Obviously filmed on a very low budget, Loden's film takes place in Pennsylvania's rust belt and the depressed cities and towns of the area. Wanda's whole boozy, random existence is a road trip. When she meets Mr. Dennis, both we and she assume he is the bar's owner (Loden misleads and surprises several times), a man too angry over Wanda's request to use the bathroom when he through his door was already locked. She's just been robbed in a theater and is looking for the next kindness of a stranger. Mr. Dennis yells, but he does give her that beer she asks for and takes her with him. Only we've seen that the real bartender is gagged on the floor behind the bar.
Wanda remains innocent for quite some time, only perplexed by Dennis's rough treatment. Loden very gradually turns things around, first glimpsed when Dennis rests his head on Wanda's shoulder as she drives, jerking away when he realizes what he's done. Dennis criticizes her appearance (Wanda is all Pebbles' hairdo and holey black lace underwear) and begins to make her over.

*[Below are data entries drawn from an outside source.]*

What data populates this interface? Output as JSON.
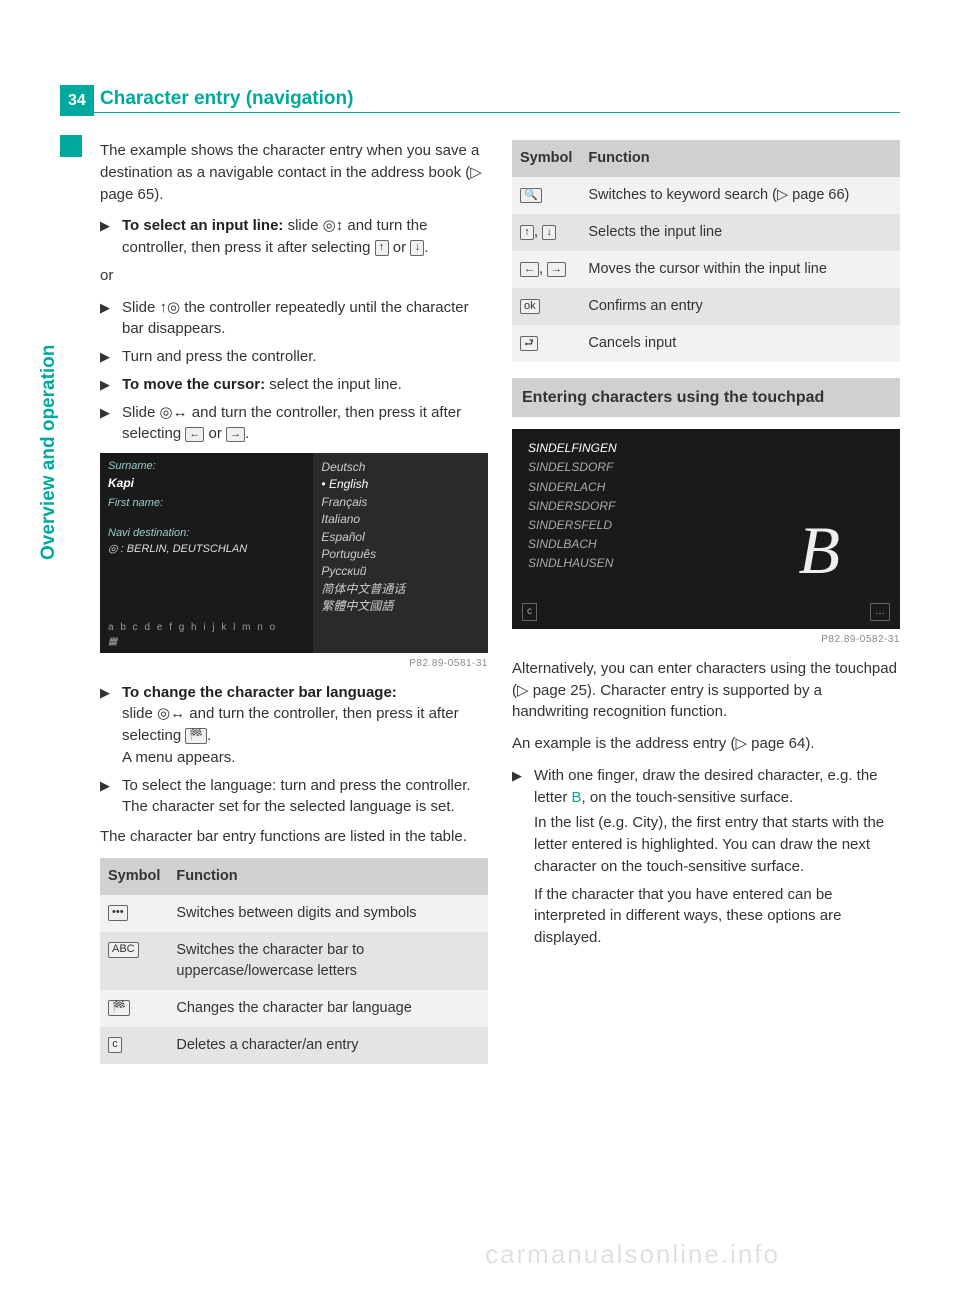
{
  "page_number": "34",
  "header_title": "Character entry (navigation)",
  "side_tab": "Overview and operation",
  "watermark": "carmanualsonline.info",
  "left": {
    "intro": "The example shows the character entry when you save a destination as a navigable contact in the address book (▷ page 65).",
    "b1_bold": "To select an input line:",
    "b1_rest": " slide ◎↕ and turn the controller, then press it after selecting ",
    "b1_or": " or ",
    "b1_end": ".",
    "or": "or",
    "b2": "Slide ↑◎ the controller repeatedly until the character bar disappears.",
    "b3": "Turn and press the controller.",
    "b4_bold": "To move the cursor:",
    "b4_rest": " select the input line.",
    "b5_a": "Slide ◎↔ and turn the controller, then press it after selecting ",
    "b5_or": " or ",
    "b5_end": ".",
    "screenshot1": {
      "surname_label": "Surname:",
      "surname_val": "Kapi",
      "firstname_label": "First name:",
      "navi_label": "Navi destination:",
      "navi_val": "◎ : BERLIN, DEUTSCHLAN",
      "charbar": "a b c d e f g h i j k l m n o",
      "langs": [
        "Deutsch",
        "English",
        "Français",
        "Italiano",
        "Español",
        "Português",
        "Русский",
        "简体中文普通话",
        "繁體中文國語"
      ],
      "caption": "P82.89-0581-31"
    },
    "b6_bold": "To change the character bar language:",
    "b6_l2a": "slide ◎↔ and turn the controller, then press it after selecting ",
    "b6_l2end": ".",
    "b6_l3": "A menu appears.",
    "b7_l1": "To select the language: turn and press the controller.",
    "b7_l2": "The character set for the selected language is set.",
    "outro": "The character bar entry functions are listed in the table.",
    "table": {
      "h1": "Symbol",
      "h2": "Function",
      "r1_sym": "•••",
      "r1_fn": "Switches between digits and symbols",
      "r2_sym": "ABC",
      "r2_fn": "Switches the character bar to uppercase/lowercase letters",
      "r3_sym": "🏁",
      "r3_fn": "Changes the character bar language",
      "r4_sym": "c",
      "r4_fn": "Deletes a character/an entry"
    }
  },
  "right": {
    "table": {
      "h1": "Symbol",
      "h2": "Function",
      "r1_sym": "🔍",
      "r1_fn": "Switches to keyword search (▷ page 66)",
      "r2_sym1": "↑",
      "r2_sym2": "↓",
      "r2_fn": "Selects the input line",
      "r3_sym1": "←",
      "r3_sym2": "→",
      "r3_fn": "Moves the cursor within the input line",
      "r4_sym": "ok",
      "r4_fn": "Confirms an entry",
      "r5_sym": "⮐",
      "r5_fn": "Cancels input"
    },
    "subheading": "Entering characters using the touchpad",
    "screenshot2": {
      "items": [
        "SINDELFINGEN",
        "SINDELSDORF",
        "SINDERLACH",
        "SINDERSDORF",
        "SINDERSFELD",
        "SINDLBACH",
        "SINDLHAUSEN"
      ],
      "bigletter": "B",
      "corner_l": "c",
      "corner_r": "…",
      "caption": "P82.89-0582-31"
    },
    "p1": "Alternatively, you can enter characters using the touchpad (▷ page 25). Character entry is supported by a handwriting recognition function.",
    "p2": "An example is the address entry (▷ page 64).",
    "b1_a": "With one finger, draw the desired character, e.g. the letter ",
    "b1_letter": "B",
    "b1_b": ", on the touch-sensitive surface.",
    "b1_c": "In the list (e.g. City), the first entry that starts with the letter entered is highlighted. You can draw the next character on the touch-sensitive surface.",
    "b1_d": "If the character that you have entered can be interpreted in different ways, these options are displayed."
  }
}
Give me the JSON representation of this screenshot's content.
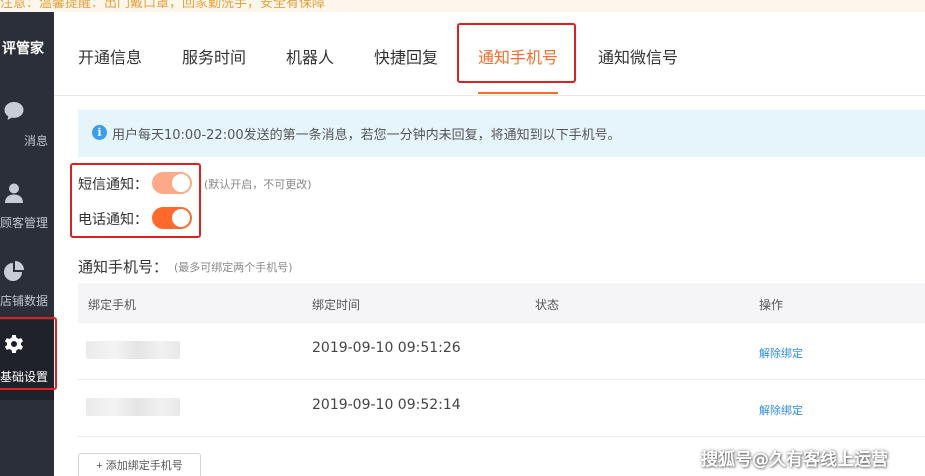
{
  "top_notice": "注意：温馨提醒：出门戴口罩，回家勤洗手，安全有保障",
  "sidebar": {
    "brand": "评管家",
    "items": [
      {
        "label": "消息",
        "icon": "chat-bubble-icon",
        "active": false
      },
      {
        "label": "顾客管理",
        "icon": "user-icon",
        "active": false
      },
      {
        "label": "店铺数据",
        "icon": "pie-chart-icon",
        "active": false
      },
      {
        "label": "基础设置",
        "icon": "gear-icon",
        "active": true
      }
    ]
  },
  "tabs": [
    {
      "label": "开通信息",
      "active": false
    },
    {
      "label": "服务时间",
      "active": false
    },
    {
      "label": "机器人",
      "active": false
    },
    {
      "label": "快捷回复",
      "active": false
    },
    {
      "label": "通知手机号",
      "active": true
    },
    {
      "label": "通知微信号",
      "active": false
    }
  ],
  "info": {
    "icon": "info-icon",
    "text": "用户每天10:00-22:00发送的第一条消息，若您一分钟内未回复，将通知到以下手机号。"
  },
  "notifications": {
    "sms_label": "短信通知：",
    "sms_enabled": true,
    "sms_hint": "(默认开启，不可更改)",
    "phone_label": "电话通知：",
    "phone_enabled": true
  },
  "phones_section": {
    "title": "通知手机号：",
    "hint": "(最多可绑定两个手机号)"
  },
  "table": {
    "headers": [
      "绑定手机",
      "绑定时间",
      "状态",
      "操作"
    ],
    "rows": [
      {
        "phone": "",
        "time": "2019-09-10 09:51:26",
        "status": "",
        "action": "解除绑定"
      },
      {
        "phone": "",
        "time": "2019-09-10 09:52:14",
        "status": "",
        "action": "解除绑定"
      }
    ]
  },
  "add_button": "+ 添加绑定手机号",
  "watermark": "搜狐号@久有客线上运营",
  "colors": {
    "accent": "#ff6a2c",
    "sidebar_bg": "#2b2f3a",
    "info_bg": "#e6f4fc",
    "link": "#2d8cf0",
    "highlight_box": "#e02020"
  }
}
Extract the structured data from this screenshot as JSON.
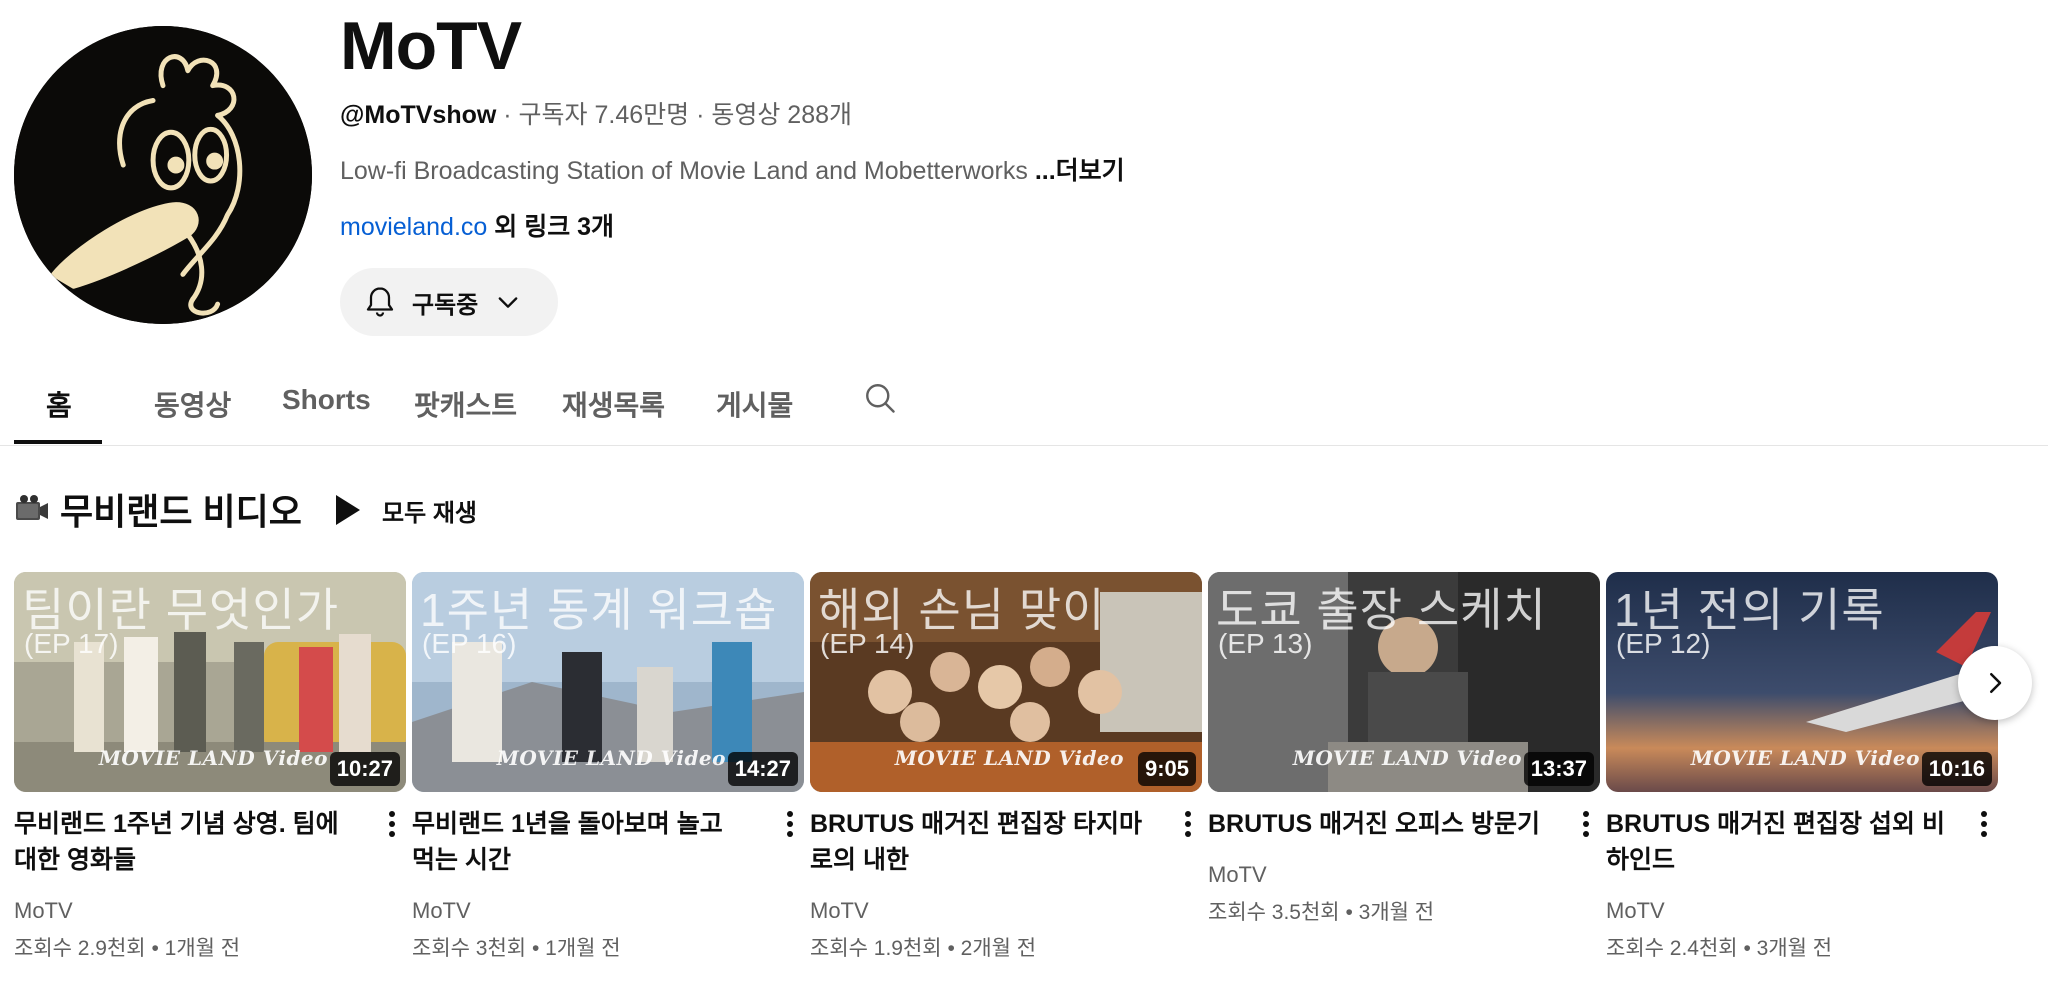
{
  "channel": {
    "title": "MoTV",
    "handle": "@MoTVshow",
    "subscribers": " · 구독자 7.46만명 · 동영상 288개",
    "description": "Low-fi Broadcasting Station of Movie Land and Mobetterworks ",
    "more_label": "...더보기",
    "link_url": "movieland.co",
    "link_extra": " 외 링크 3개",
    "subscribe_label": "구독중",
    "avatar_icon": "bird-cartoon-logo"
  },
  "tabs": [
    {
      "label": "홈",
      "active": true
    },
    {
      "label": "동영상"
    },
    {
      "label": "Shorts"
    },
    {
      "label": "팟캐스트"
    },
    {
      "label": "재생목록"
    },
    {
      "label": "게시물"
    }
  ],
  "section": {
    "icon": "video-camera-icon",
    "title": "무비랜드 비디오",
    "play_all_label": "모두 재생"
  },
  "videos": [
    {
      "thumb_title": "팀이란 무엇인가",
      "thumb_ep": "(EP 17)",
      "logo": "MOVIE LAND Video",
      "duration": "10:27",
      "title": "무비랜드 1주년 기념 상영. 팀에 대한 영화들",
      "channel": "MoTV",
      "stats": "조회수 2.9천회 • 1개월 전"
    },
    {
      "thumb_title": "1주년 동계 워크숍",
      "thumb_ep": "(EP 16)",
      "logo": "MOVIE LAND Video",
      "duration": "14:27",
      "title": "무비랜드 1년을 돌아보며 놀고 먹는 시간",
      "channel": "MoTV",
      "stats": "조회수 3천회 • 1개월 전"
    },
    {
      "thumb_title": "해외 손님 맞이",
      "thumb_ep": "(EP 14)",
      "logo": "MOVIE LAND Video",
      "duration": "9:05",
      "title": "BRUTUS 매거진 편집장 타지마로의 내한",
      "channel": "MoTV",
      "stats": "조회수 1.9천회 • 2개월 전"
    },
    {
      "thumb_title": "도쿄 출장 스케치",
      "thumb_ep": "(EP 13)",
      "logo": "MOVIE LAND Video",
      "duration": "13:37",
      "title": "BRUTUS 매거진 오피스 방문기",
      "channel": "MoTV",
      "stats": "조회수 3.5천회 • 3개월 전"
    },
    {
      "thumb_title": "1년 전의 기록",
      "thumb_ep": "(EP 12)",
      "logo": "MOVIE LAND Video",
      "duration": "10:16",
      "title": "BRUTUS 매거진 편집장 섭외 비하인드",
      "channel": "MoTV",
      "stats": "조회수 2.4천회 • 3개월 전"
    }
  ],
  "colors": {
    "link": "#065fd4",
    "text": "#0f0f0f",
    "secondary": "#606060"
  }
}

A stop at a strange religious site called The Tower of God finds Mr. Dennis visiting his father. Wanda's evolution into accomplice reveals both her basic morality and her needs.
If only Loden had kept up her momentum - after Wanda's story arc with Mr. Dennis has come to a close, the character continues on the same path she started on and while that may be psychologically accurate it is nonetheless a cinematic let down. There is a slight indication that Wanda has changed by her reaction to the next man she meets, but not enough to counter the feeling of the film ending by just trailing off. Still, this is a truthful depiction of a woman from a depressed area without the skills to climb out.
The film's handheld 16 mm camerawork perfectly complements the gritty story being told, but the sound quality is tinny and uneven, like that of a porn movie made on the fly. Oddly, the poor sound adds the film's authenticity.